Searching for something else to say, her gaze wandered to Caleb, still held in the depths of sleep.
“Is
Caleb
all right? He fell asleep before the train even left the station.”
“He’s fine. He stayed awake all night, keeping watch. So now he’s catching up.”
“Keeping watch? Keeping watch for what?”
“Not what, whom. He kept an eye on the door to your room all night. Guarding you.”
“Oh.” Sarah had nothing to say to that. She didn’t think, in all her life, anyone had ever gone to such effort on her behalf. Well, no, that wasn’t right. Colleen had stayed by her bedside once when, at eleven, she’d been sick with a bad ague.
She let her eyes rest on Caleb. He had exhausted himself watching over her. She felt something soften inside her. “I guess I never considered that beyond being escorts, you’re guards. I…thank you.”
“I’m going to be presumptuous again, Sarah.” Joshua pitched his voice low. The car wasn’t crowded. Barely a dozen other souls occupied space with them this morning. That might change as the day wore on and they pulled in to more stations, but for now, no one sat too near, and no one seemed to pay them any particular attention whatsoever.
“You don’t seem very eager to join your husband. Now, I’m not condemning you for that. I think it’s strange, in the first place, that a man would leave his bride behind. And strange that you appear more like a woman heading to the gallows than one destined for connubial bliss. What’s going on here, Sarah?”
She should have realized that beneath Joshua’s happy-go-lucky exterior lay a man more sensitive to his surroundings, and the moods of others, than most.
How should she answer him? For he had been right when he’d announced he was about to be presumptuous. He’d asked an extremely intimate question, the sort of question one might expect only from one’s closest confidante.
Oh, God
.
Tears threatened, and she blinked once, fiercely commanding them back. Reality rose up and slammed into her. She was miles from home, miles from all she had known and loved, thrust into a situation she never could have imagined just one month ago. Her future loomed, completely uncertain, and she felt more than alone. She felt
bereft
.
These men, at this point in time, were her
only
friends in the world. Her conscience began to protest, albeit faintly. She silenced it with brutal force.
If Mr. Maddox didn’t want me to trust these two, he should not have sent them to fetch me like some…some left behind package in the first place.
“Connubial bliss? Oh, no, Joshua. I doubt very much there will be any of that in my future. I’m married to Mr. Maddox, quite simply, because my father sold me to him.”
* * * *
“Aw, come on, Adam, I didn’t mean nothing by it. Me and Spence just had us a bit of a disagreement, is all.

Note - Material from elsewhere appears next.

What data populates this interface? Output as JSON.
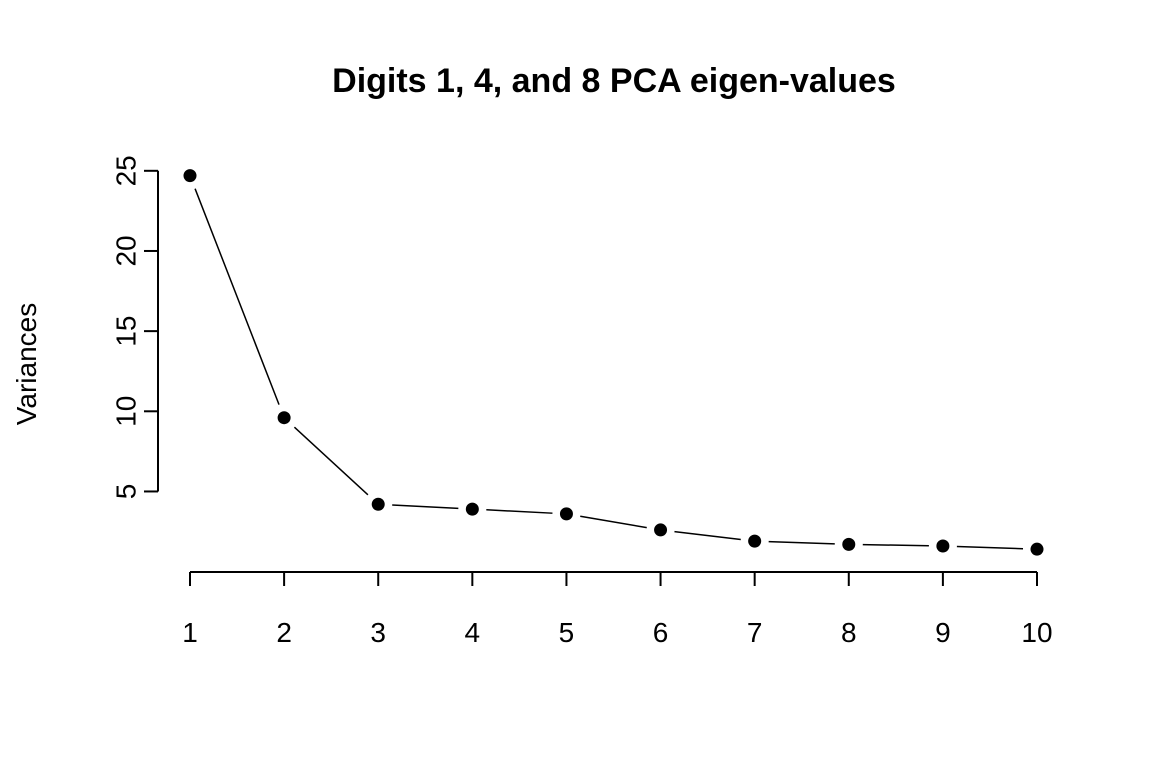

You don’t have to go arresting me.”
Adam shook his head as he led a handcuffed Walter Pritchard to one of the cells in the back of the Rangers’ office.
“Now, Walter, we’ve been through this before. The townsfolk don’t take too kindly to having a man, drunk and disorderly, swinging at another man and calling him a son of a whore, a godforsaken heathen, or a donkey fucker. I know it sounds all prissy and such, but it seems mothers especially object to their children hearing these new words because children will, of course, repeat them.”